Interested in using this technology?


  1. This is a great way to make more money and reduce waste. I was also woundering what is bad about GMO. There is all of this great advanteges but no bad effects. What are some of those bad effects that are unone, is my question?

    1. Hi Leandra,
      Thanks for your question.
      There have been numerous scientific studies undertaken to ascertain if GM foods have a harmful effect on human health, none of which have found evidence of adverse health effects compared with non-GM foods.

      CSIRO Social Media team

  2. Yea I tend to agree wtih MW and Tracey on this one. Surely the CSIRO has more relevant and useful discoveries to be talking about in it’s newsletter? Nothing disturbs me more than patenting of ‘new and improved’ food plants. I also love the ‘war on waste’ spin. Surely this kind of product is adding to the perception that fruits and vegetables need to look perfect and hence causing the wastage of millions of tonnes of second rate fruits and veg each year.

  3. Well said MW. Here we go with more stuffing with our food. Thank goodness Australia still has laws which help us to discern where GM foods are involved and we can avoid them like the plague. There is tons of research and evidence of past situations with GM introduced foods in America that tell us how damaging GM foods are for humans and animals. Unfortunately the voice of those with vested interests ($$$$) drowns out those trying to raise the alert for future food disasters if GM foods are allowed to creep into the lives of Australians as it has in America. CSIRO has so much good science but I wish they weren’t involved with this.

  4. Sometimes fruit goes brown on the inside when it has been stored too long at temperatures that are too cold. Is the browning actually due to cell damage? If so, then by stopping the fruit going brown, are we not stopping consumers seeing when fruit is damaged?

    1. This is an interesting question. It is true that just because you can no longer see browning that the cells are not damaged. I think if you bit into a non-browning apple that had significant bruising you would still be able to tell that the apple had been damaged based on the texture of the apple and you would then probably discard (and hopefully compost) the apple. But what the non-browning apple is trying to address is the behaviour that consumers have developed that fruit and veg cannot be consumed unless it is ‘perfect’ to look at such that people will discard fruit that shows a slight tinge of discolouration even when they are probably perfectly safe and nutritious to eat. Hopefully this technology will lead to significantly less food waste.

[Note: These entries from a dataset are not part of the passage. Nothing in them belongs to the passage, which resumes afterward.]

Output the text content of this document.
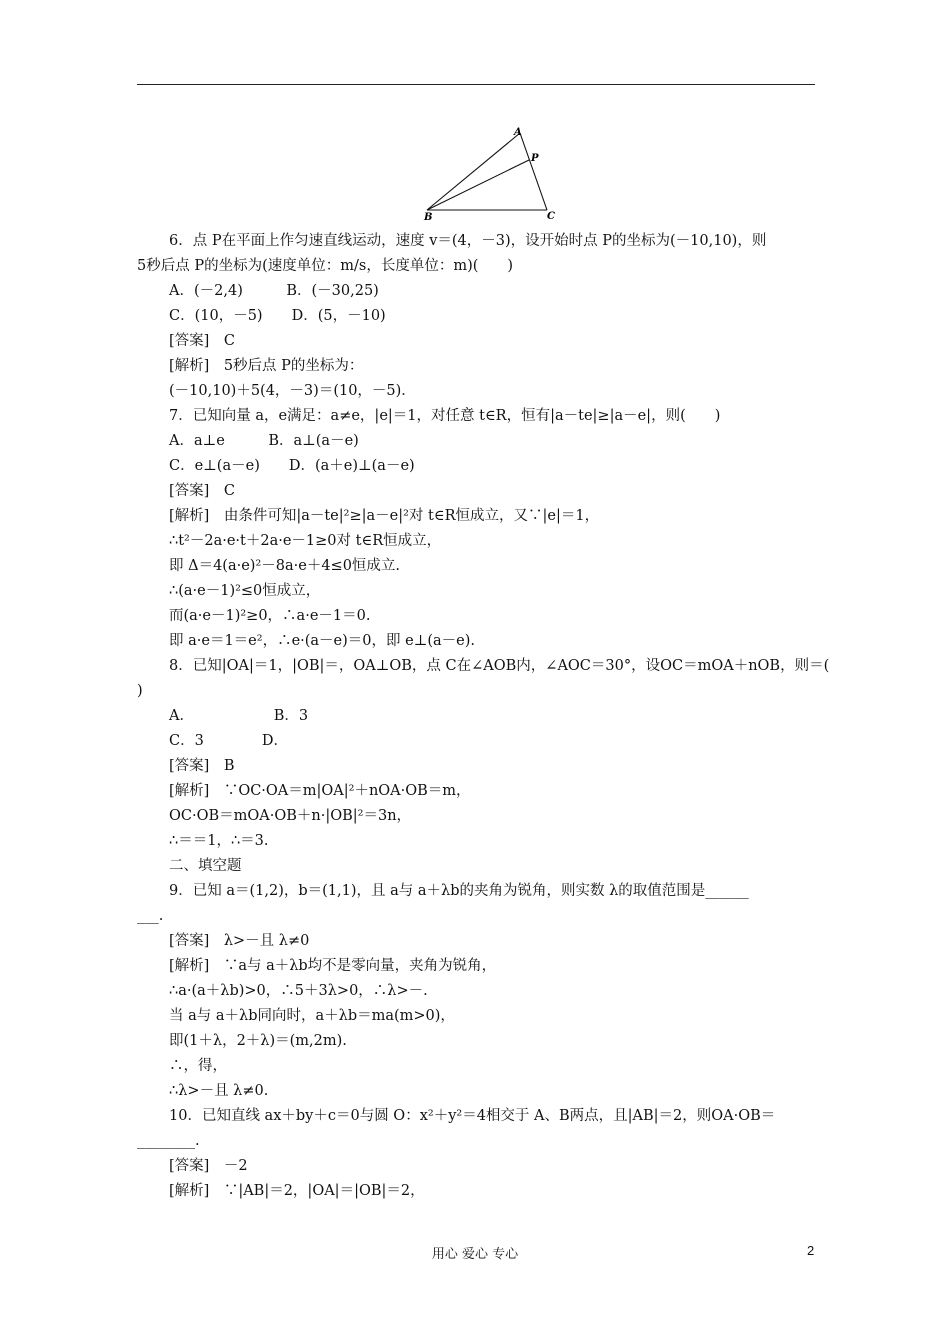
A
P
B	C
6．点 P在平面上作匀速直线运动，速度 v＝(4，－3)，设开始时点 P的坐标为(－10,10)，则
5秒后点 P的坐标为(速度单位：m/s，长度单位：m)(　　)
A．(－2,4)　　　B．(－30,25)
C．(10，－5)　　D．(5，－10)
[答案]　C
[解析]　5秒后点 P的坐标为：
(－10,10)＋5(4，－3)＝(10，－5)．
7．已知向量 a，e满足：a≠e，|e|＝1，对任意 t∈R，恒有|a－te|≥|a－e|，则(　　)
A．a⊥e　　　B．a⊥(a－e)
C．e⊥(a－e)　　D．(a＋e)⊥(a－e)
[答案]　C
[解析]　由条件可知|a－te|²≥|a－e|²对 t∈R恒成立，又∵|e|＝1，
∴t²－2a·e·t＋2a·e－1≥0对 t∈R恒成立，
即 Δ＝4(a·e)²－8a·e＋4≤0恒成立.
∴(a·e－1)²≤0恒成立，
而(a·e－1)²≥0，∴a·e－1＝0.
即 a·e＝1＝e²，∴e·(a－e)＝0，即 e⊥(a－e).
8．已知|OA|＝1，|OB|＝，OA⊥OB，点 C在∠AOB内，∠AOC＝30°，设OC＝mOA＋nOB，则＝(
)
A．　　　　　　B．3
C．3　　　　D．
[答案]　B
[解析]　∵OC·OA＝m|OA|²＋nOA·OB＝m，
OC·OB＝mOA·OB＋n·|OB|²＝3n，
∴＝＝1，∴＝3.
二、填空题
9．已知 a＝(1,2)，b＝(1,1)，且 a与 a＋λb的夹角为锐角，则实数 λ的取值范围是______
___.
[答案]　λ>－且 λ≠0
[解析]　∵a与 a＋λb均不是零向量，夹角为锐角，
∴a·(a＋λb)>0，∴5＋3λ>0，∴λ>－.
当 a与 a＋λb同向时，a＋λb＝ma(m>0)，
即(1＋λ，2＋λ)＝(m,2m).
∴，得，
∴λ>－且 λ≠0.
10．已知直线 ax＋by＋c＝0与圆 O：x²＋y²＝4相交于 A、B两点，且|AB|＝2，则OA·OB＝
________.
[答案]　－2
[解析]　∵|AB|＝2，|OA|＝|OB|＝2，
用心 爱心 专心	2
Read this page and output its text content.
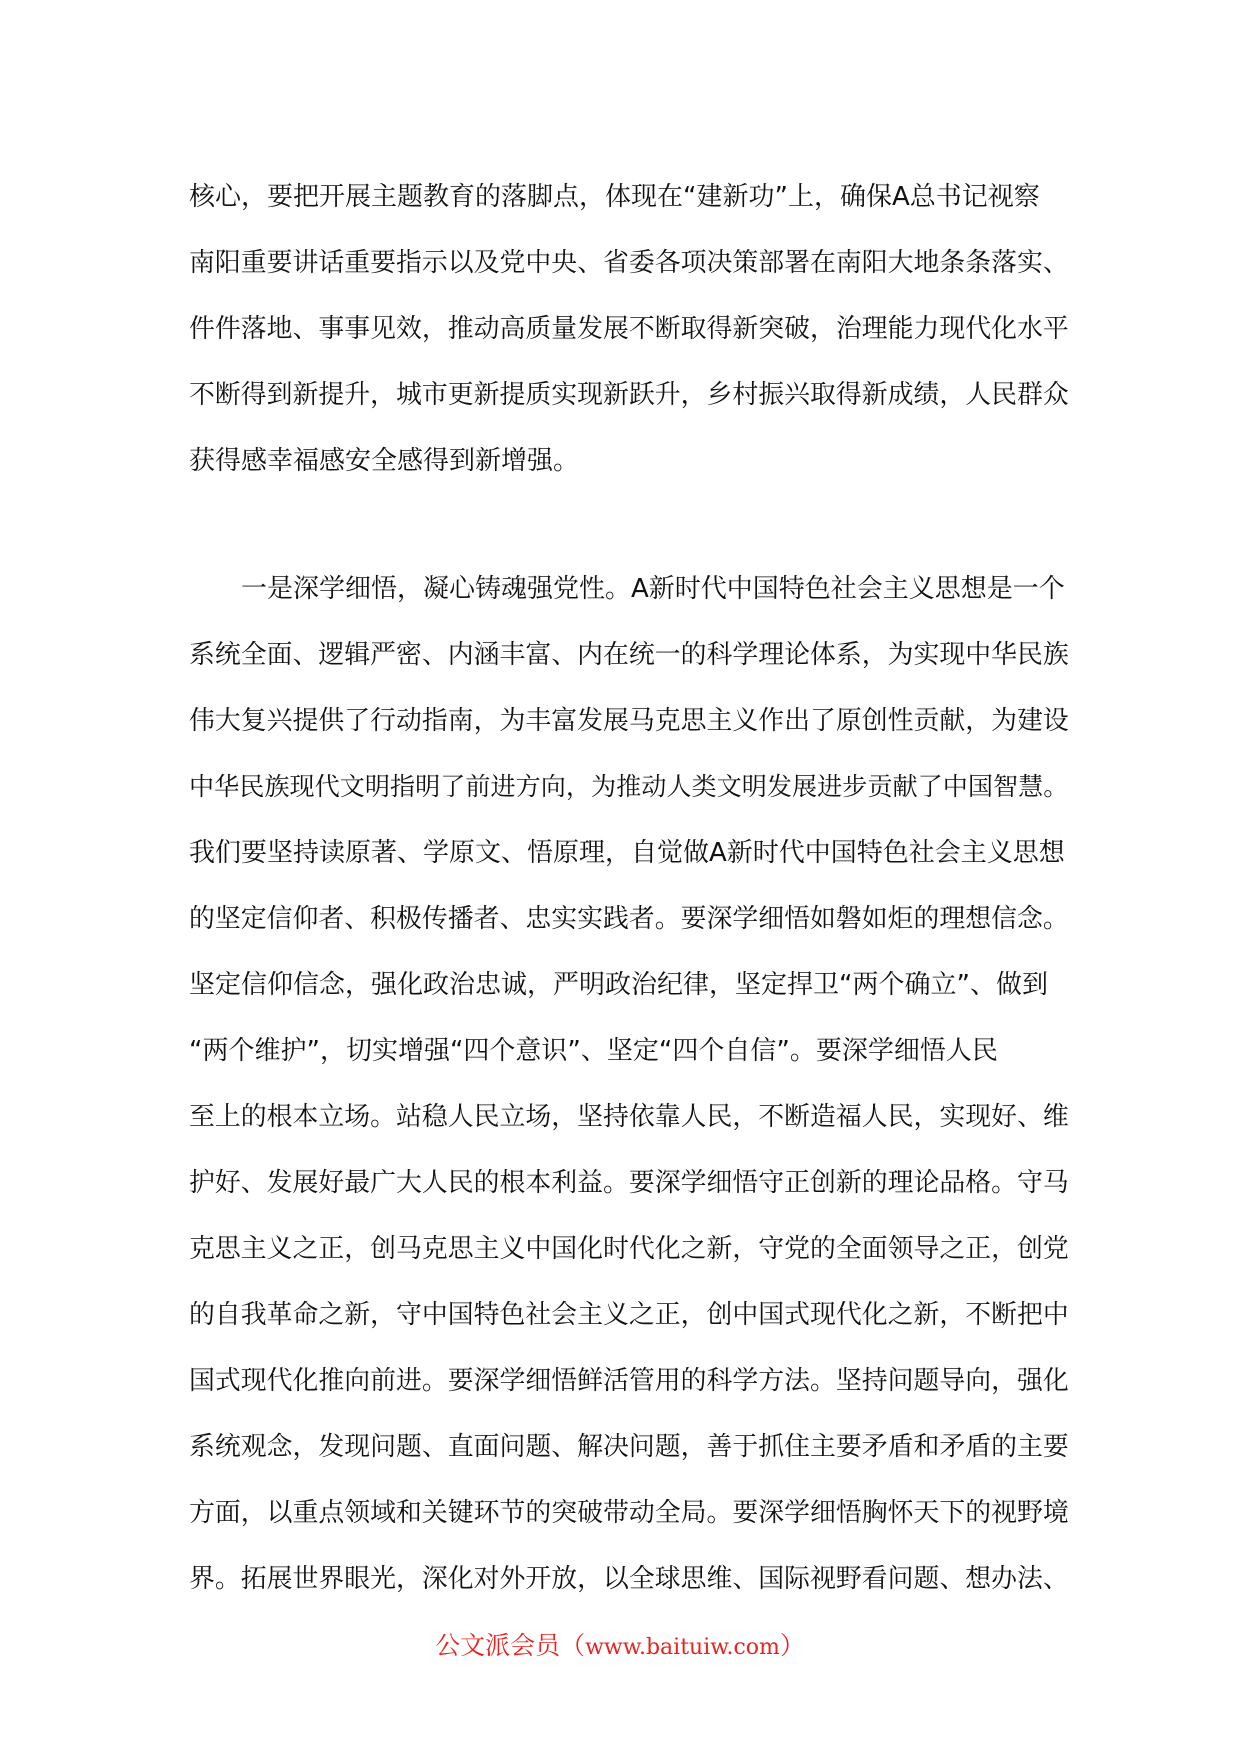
核心，要把开展主题教育的落脚点，体现在“建新功”上，确保A总书记视察
南阳重要讲话重要指示以及党中央、省委各项决策部署在南阳大地条条落实、
件件落地、事事见效，推动高质量发展不断取得新突破，治理能力现代化水平
不断得到新提升，城市更新提质实现新跃升，乡村振兴取得新成绩，人民群众
获得感幸福感安全感得到新增强。
一是深学细悟，凝心铸魂强党性。A新时代中国特色社会主义思想是一个
系统全面、逻辑严密、内涵丰富、内在统一的科学理论体系，为实现中华民族
伟大复兴提供了行动指南，为丰富发展马克思主义作出了原创性贡献，为建设
中华民族现代文明指明了前进方向，为推动人类文明发展进步贡献了中国智慧。
我们要坚持读原著、学原文、悟原理，自觉做A新时代中国特色社会主义思想
的坚定信仰者、积极传播者、忠实实践者。要深学细悟如磐如炬的理想信念。
坚定信仰信念，强化政治忠诚，严明政治纪律，坚定捍卫“两个确立”、做到
“两个维护”，切实增强“四个意识”、坚定“四个自信”。要深学细悟人民
至上的根本立场。站稳人民立场，坚持依靠人民，不断造福人民，实现好、维
护好、发展好最广大人民的根本利益。要深学细悟守正创新的理论品格。守马
克思主义之正，创马克思主义中国化时代化之新，守党的全面领导之正，创党
的自我革命之新，守中国特色社会主义之正，创中国式现代化之新，不断把中
国式现代化推向前进。要深学细悟鲜活管用的科学方法。坚持问题导向，强化
系统观念，发现问题、直面问题、解决问题，善于抓住主要矛盾和矛盾的主要
方面，以重点领域和关键环节的突破带动全局。要深学细悟胸怀天下的视野境
界。拓展世界眼光，深化对外开放，以全球思维、国际视野看问题、想办法、
公文派会员（www.baituiw.com）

      Communications Advisor

      1. If the whole point of non-browning apple is to reduce food waste due consumer behaviour of wanting “perfect” looking food then I think it’s putting the cart before the horse. We need to educate consumer of what is bruised fruit (edible) and what is rotten fruit (unedible), and indirectly teach them to handle fruit gently so not to bruise them.

        I can see this technology is good for food processing industry such as fruit salad maker and juicing bar where they need to slice fruit in advance. In this case sliced apple products may have deceiving longer shelf life due to non browning gene. Can the scientist tell us is it better for human to consume “perfect” looking slice apple that has been cut for 12 hours in the fridge or sliced apple that been in fridge for one hour?. And comparison of the impact of letting human eat the deceiving perfect looking apple slice and, the impact of dumping the “imperfect” to the landfill and decompose gracefully?

        I am also wondering is there any difference when decomposing natural and non-browning apple? For example length of time it take to decompose and the difference in soil after composing. Non-browning apple may reduce food wastage but to think it will never end up in landfill is naive.